California Rep. Kevin McCarthy, who is in charge of candidate recruitment for the NRCC, conceded that the $1 million-plus spent on the Pennsylvania special wasn’t well-spent.

“That’s a couple different things we’re going to have to analyze, because why does the polling show that we were close the whole time and then it not be close on election night?” McCarthy said on ABC’s “Top Line” program. “That’s a mistake on our part; that’s a mistake on our investment that we have to make a correction to.” [emphasis added]

Former Congressman Tom Davis, who spent two terms as the chairman of the National Republican Congressional Committee, was even more blunt:

“If you can’t win a seat that is trending Republican in a year like this, then where is the wave?” asked Tom Davis, a former Republican congressman from Virginia, who said Republicans will need to examine what went wrong.

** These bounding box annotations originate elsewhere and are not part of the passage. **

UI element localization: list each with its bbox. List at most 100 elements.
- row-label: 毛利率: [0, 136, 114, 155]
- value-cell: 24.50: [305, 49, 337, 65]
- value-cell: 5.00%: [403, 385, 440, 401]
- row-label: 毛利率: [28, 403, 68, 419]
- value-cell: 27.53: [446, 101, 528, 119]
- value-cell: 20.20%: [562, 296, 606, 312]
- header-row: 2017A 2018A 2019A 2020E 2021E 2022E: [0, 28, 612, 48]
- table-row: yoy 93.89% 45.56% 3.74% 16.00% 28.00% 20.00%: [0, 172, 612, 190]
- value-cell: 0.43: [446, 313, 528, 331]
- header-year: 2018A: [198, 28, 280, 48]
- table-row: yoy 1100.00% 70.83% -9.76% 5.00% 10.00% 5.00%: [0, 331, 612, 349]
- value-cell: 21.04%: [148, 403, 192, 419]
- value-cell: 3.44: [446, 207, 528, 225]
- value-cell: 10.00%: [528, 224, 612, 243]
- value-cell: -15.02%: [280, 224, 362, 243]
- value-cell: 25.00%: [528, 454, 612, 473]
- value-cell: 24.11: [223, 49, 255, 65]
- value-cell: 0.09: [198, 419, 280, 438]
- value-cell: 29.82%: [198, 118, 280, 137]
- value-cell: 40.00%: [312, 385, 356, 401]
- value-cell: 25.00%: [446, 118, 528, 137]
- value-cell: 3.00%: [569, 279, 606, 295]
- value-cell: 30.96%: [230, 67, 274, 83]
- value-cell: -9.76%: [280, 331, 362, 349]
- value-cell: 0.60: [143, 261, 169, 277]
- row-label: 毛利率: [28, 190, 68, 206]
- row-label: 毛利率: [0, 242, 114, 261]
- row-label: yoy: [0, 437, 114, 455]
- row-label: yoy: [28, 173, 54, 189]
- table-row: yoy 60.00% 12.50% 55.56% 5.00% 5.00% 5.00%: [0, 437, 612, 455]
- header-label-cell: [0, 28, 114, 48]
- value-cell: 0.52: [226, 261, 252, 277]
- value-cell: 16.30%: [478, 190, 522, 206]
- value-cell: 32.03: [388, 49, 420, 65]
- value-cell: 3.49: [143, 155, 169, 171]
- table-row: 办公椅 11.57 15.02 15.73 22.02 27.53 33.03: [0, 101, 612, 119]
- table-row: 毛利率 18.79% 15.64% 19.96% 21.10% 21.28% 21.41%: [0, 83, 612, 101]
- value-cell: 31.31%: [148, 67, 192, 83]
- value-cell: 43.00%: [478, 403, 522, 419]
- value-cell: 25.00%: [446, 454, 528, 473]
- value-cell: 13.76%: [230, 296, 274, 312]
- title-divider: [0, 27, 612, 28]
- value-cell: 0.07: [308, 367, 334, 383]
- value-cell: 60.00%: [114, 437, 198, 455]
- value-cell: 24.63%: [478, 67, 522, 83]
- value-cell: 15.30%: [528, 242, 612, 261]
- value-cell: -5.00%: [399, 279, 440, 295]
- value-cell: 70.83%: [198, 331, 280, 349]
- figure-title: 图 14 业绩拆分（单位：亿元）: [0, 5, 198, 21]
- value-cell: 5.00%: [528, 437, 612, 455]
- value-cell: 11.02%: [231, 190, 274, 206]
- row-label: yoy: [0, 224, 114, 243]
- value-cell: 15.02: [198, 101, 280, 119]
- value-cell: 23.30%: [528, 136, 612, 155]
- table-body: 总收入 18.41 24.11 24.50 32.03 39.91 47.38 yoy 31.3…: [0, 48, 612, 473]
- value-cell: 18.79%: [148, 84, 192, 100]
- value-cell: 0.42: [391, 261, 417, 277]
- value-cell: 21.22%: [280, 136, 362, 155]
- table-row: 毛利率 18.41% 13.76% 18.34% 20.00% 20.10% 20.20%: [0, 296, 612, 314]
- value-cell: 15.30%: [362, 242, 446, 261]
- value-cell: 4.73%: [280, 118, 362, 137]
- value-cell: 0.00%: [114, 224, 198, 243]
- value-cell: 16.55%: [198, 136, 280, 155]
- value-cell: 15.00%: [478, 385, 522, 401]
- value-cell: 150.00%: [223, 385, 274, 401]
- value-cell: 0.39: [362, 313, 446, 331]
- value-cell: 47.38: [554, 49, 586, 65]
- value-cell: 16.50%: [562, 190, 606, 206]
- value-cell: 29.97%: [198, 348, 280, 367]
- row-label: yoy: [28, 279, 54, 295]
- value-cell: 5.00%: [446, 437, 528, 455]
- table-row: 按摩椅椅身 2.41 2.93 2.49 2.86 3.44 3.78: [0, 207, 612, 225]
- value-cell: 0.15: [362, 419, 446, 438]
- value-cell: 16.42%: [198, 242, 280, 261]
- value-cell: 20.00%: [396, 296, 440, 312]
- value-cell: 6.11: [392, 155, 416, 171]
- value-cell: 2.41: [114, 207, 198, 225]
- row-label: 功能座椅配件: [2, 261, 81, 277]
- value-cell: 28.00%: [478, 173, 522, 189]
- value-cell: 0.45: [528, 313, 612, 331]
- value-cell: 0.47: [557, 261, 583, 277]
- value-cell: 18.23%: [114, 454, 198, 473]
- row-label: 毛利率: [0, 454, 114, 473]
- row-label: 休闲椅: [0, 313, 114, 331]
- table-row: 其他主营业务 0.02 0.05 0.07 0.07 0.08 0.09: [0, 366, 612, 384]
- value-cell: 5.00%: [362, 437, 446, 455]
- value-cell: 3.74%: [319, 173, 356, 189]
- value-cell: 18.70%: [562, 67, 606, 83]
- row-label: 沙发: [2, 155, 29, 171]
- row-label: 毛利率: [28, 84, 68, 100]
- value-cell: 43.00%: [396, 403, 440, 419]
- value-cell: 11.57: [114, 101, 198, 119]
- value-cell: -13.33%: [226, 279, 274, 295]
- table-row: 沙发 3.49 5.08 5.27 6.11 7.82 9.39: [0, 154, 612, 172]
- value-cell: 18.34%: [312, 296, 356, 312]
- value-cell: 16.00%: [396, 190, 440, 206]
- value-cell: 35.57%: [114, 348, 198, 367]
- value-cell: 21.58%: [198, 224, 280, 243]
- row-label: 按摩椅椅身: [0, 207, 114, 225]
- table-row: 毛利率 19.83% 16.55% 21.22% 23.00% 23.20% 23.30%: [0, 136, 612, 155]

If those at the top ranks of the House GOP's campaign apparatus are beginning to publicly question whether the polling is overstating the strength of the party's position, and a former campaign chief starts wondering "where... the wave" is, might not also one of the leading election prognosticators inside the Beltway do the same? Apparently not.

LATE UPDATE from desmoinesdem: On May 25 Cook published a commentary on the PA-12 special election and its implications for November.

Tags: House 2010, Jonathan Singer, MyDD, Cook Political Report, charlie cook (all tags)



maybe Cook sees special factors

like the competitive Democratic primaries for governor and senator fueling turnout in this district. But even so, Republicans should have been able to keep it closer. He is wrong not to see that this defeat will hurt NRCC fundraising and reduce the number of seats they are able to make a play for in the fall.

I think Republicans were counting on "blah blah blah Nancy Pelosi blah blah blah liberal" to carry the day for them. Nationalizing the election may not work for them in a lot of these districts.

by desmoinesdem 2010-05-21 10:31AM | 0 recs
RE: maybe Cook sees special factors

That's right. Look, I don't think PA-12 means everything -- but how can it possibly mean nothing. Republicans thought they had it. They had a compelling candidate, they spent a great deal of money using the strategy of their choice (attacking Nancy Pelosi), and they were playing in a great district for them -- and yet they not only lost, they lost badly. How can that possibly signal nothing about the midterms?

by Jonathan Singer 2010-05-21 11:13AM | 0 recs
Let them keep raising expectations.

If all of the beltway cocktail party class think that 40 seats is guaranteed for the GOP, when they only win 12 seats, they'll all have a bigger egg on their face. There's nothing like killing high expectations in politics....PA-12 proves that. Victory is sweeter, and recriminations on the losers harsher.

by need some wood 2010-05-21 11:23AM | 2 recs
RE: Let them keep raising expectations.

I still expect them to win 20-30 seats, but the odds of them retaking the House have lengthened. They only have half the cash on hand the DCCC has; that will also be a factor.

by desmoinesdem 2010-05-21 11:45AM | 0 recs
I think it's more accurate

to say that the pundit class over-reacted to the wins by the GOP in New Jersey & Virginia.  This election is not in the bag for the GOP.  I'm sure they'll make gains, but there's a good chance the Dems hold both Houses.  That would be a remarkable achievement for them.

by the mollusk 2010-05-21 02:51PM | 0 recs
They believed the wrong polling


The republicans believed Rasmussen polling and now they see how wrong Rasmussen is polling for them.

by hpg 2010-05-21 03:11PM | 0 recs
RE: Charlie Cook Unfazed By Election Results

Wheneverthings start going south for the CW, the last group to catch on are the people who create it.


Mr. Cook, your party will gain, but not as much as previously thought.

by spirowasright 2010-05-21 06:26PM | 0 recs
charlie cook

This is the same Cook that predicted George Allen to win. It isn't how high the unemployment rate is, it is how the people view the economy and if they feel it is coming back despite the recession the Dems should keep majorities.